France | France, Conseil d'État, 1ère - 6ème chambres réunies, 19 janvier 2017, 404621


Vu la procédure suivante :

M. A...B..., à l'appui de sa demande tendant à l'annulation de la décision implicite du 3 juillet 2016 par laquelle la caisse d'allocations familiales de la Haute-Savoie a rejeté son recours formé contre la décision du 7 mars 2016 fixant le montant de sa prime d'activité, a produit un mémoire, enregistré le 5 octobre 2016 au greffe du tribunal administratif de Grenoble, en application de l'article 23-1 de l'ordonnance n° 58-1067 du 7 novembre 1958, par lequel il soulève une question prioritaire de constitutionnalité.

Par une ordonnance n°

1604207 du 18 octobre 2016, enregistrée le 21 octobre 2016 au secrétariat...

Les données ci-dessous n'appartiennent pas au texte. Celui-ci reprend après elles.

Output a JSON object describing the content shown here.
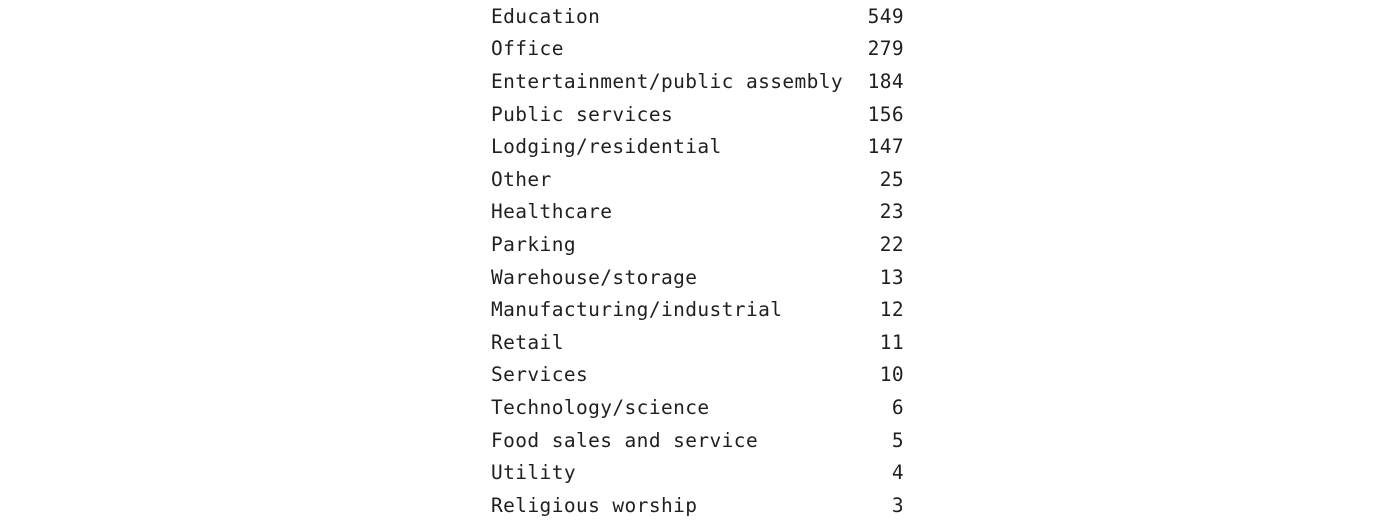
{
  "table": {
    "rows": [
      {
        "category": "Education",
        "count": "549"
      },
      {
        "category": "Office",
        "count": "279"
      },
      {
        "category": "Entertainment/public assembly",
        "count": "184"
      },
      {
        "category": "Public services",
        "count": "156"
      },
      {
        "category": "Lodging/residential",
        "count": "147"
      },
      {
        "category": "Other",
        "count": "25"
      },
      {
        "category": "Healthcare",
        "count": "23"
      },
      {
        "category": "Parking",
        "count": "22"
      },
      {
        "category": "Warehouse/storage",
        "count": "13"
      },
      {
        "category": "Manufacturing/industrial",
        "count": "12"
      },
      {
        "category": "Retail",
        "count": "11"
      },
      {
        "category": "Services",
        "count": "10"
      },
      {
        "category": "Technology/science",
        "count": "6"
      },
      {
        "category": "Food sales and service",
        "count": "5"
      },
      {
        "category": "Utility",
        "count": "4"
      },
      {
        "category": "Religious worship",
        "count": "3"
      }
    ]
  }
}
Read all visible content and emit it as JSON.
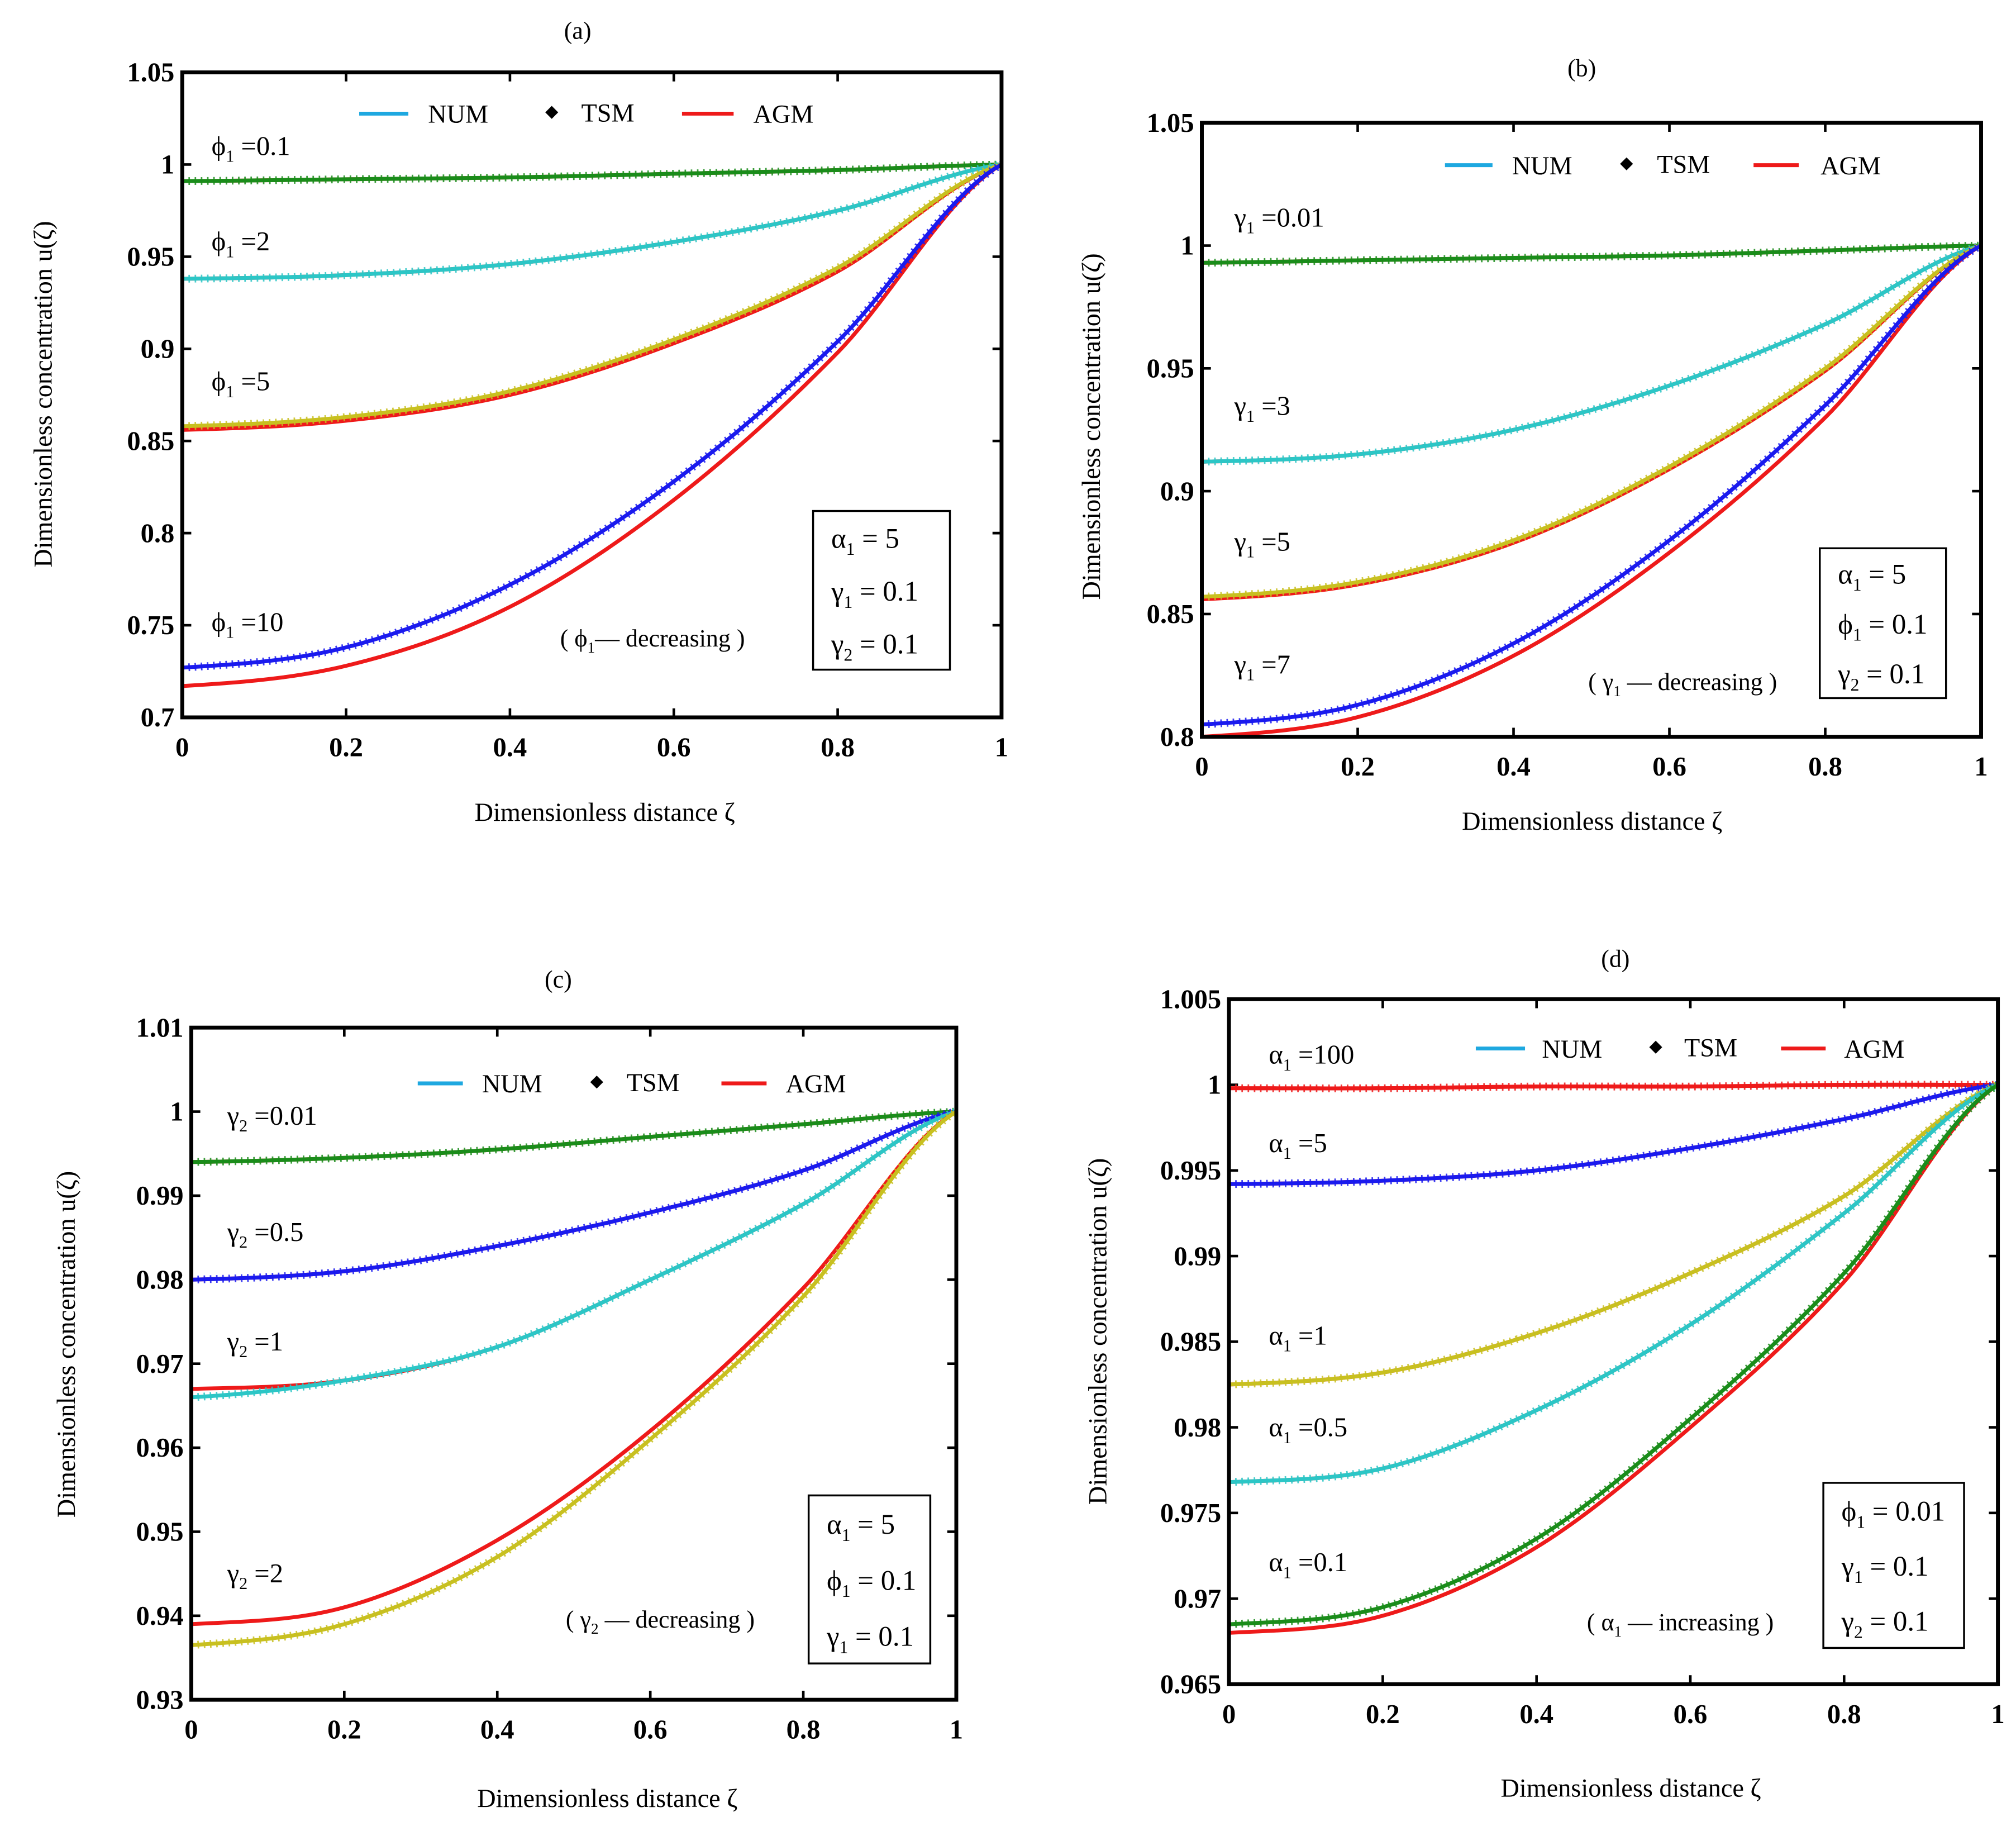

Vu la procédure suivante :

M. A...B..., à l'appui de sa demande tendant à l'annulation de la décision implicite du 3 juillet 2016 par laquelle la caisse d'allocations familiales de la Haute-Savoie a rejeté son recours formé contre la décision du 7 mars 2016 fixant le montant de sa prime d'activité, a produit un mémoire, enregistré le 5 octobre 2016 au greffe du tribunal administratif de Grenoble, en application de l'article 23-1 de l'ordonnance n° 58-1067 du 7 novembre 1958, par lequel il soulève une question prioritaire de constitutionnalité.

Par une ordonnance n° 1604207 du 18 octobre 2016, enregistrée le 21 octobre 2016 au secrétariat du contentieux du Conseil d'Etat, le vice-président du tribunal administratif de Grenoble, avant qu'il soit statué sur la demande de M.B..., a décidé, par application des dispositions de l'article 23-2 de l'ordonnance n° 58-1067 du 7 novembre 1958, de transmettre au Conseil d'Etat la question de la conformité aux droits et libertés garantis par la Constitution du 5° de l'article L. 842-4 du code de la sécurité sociale.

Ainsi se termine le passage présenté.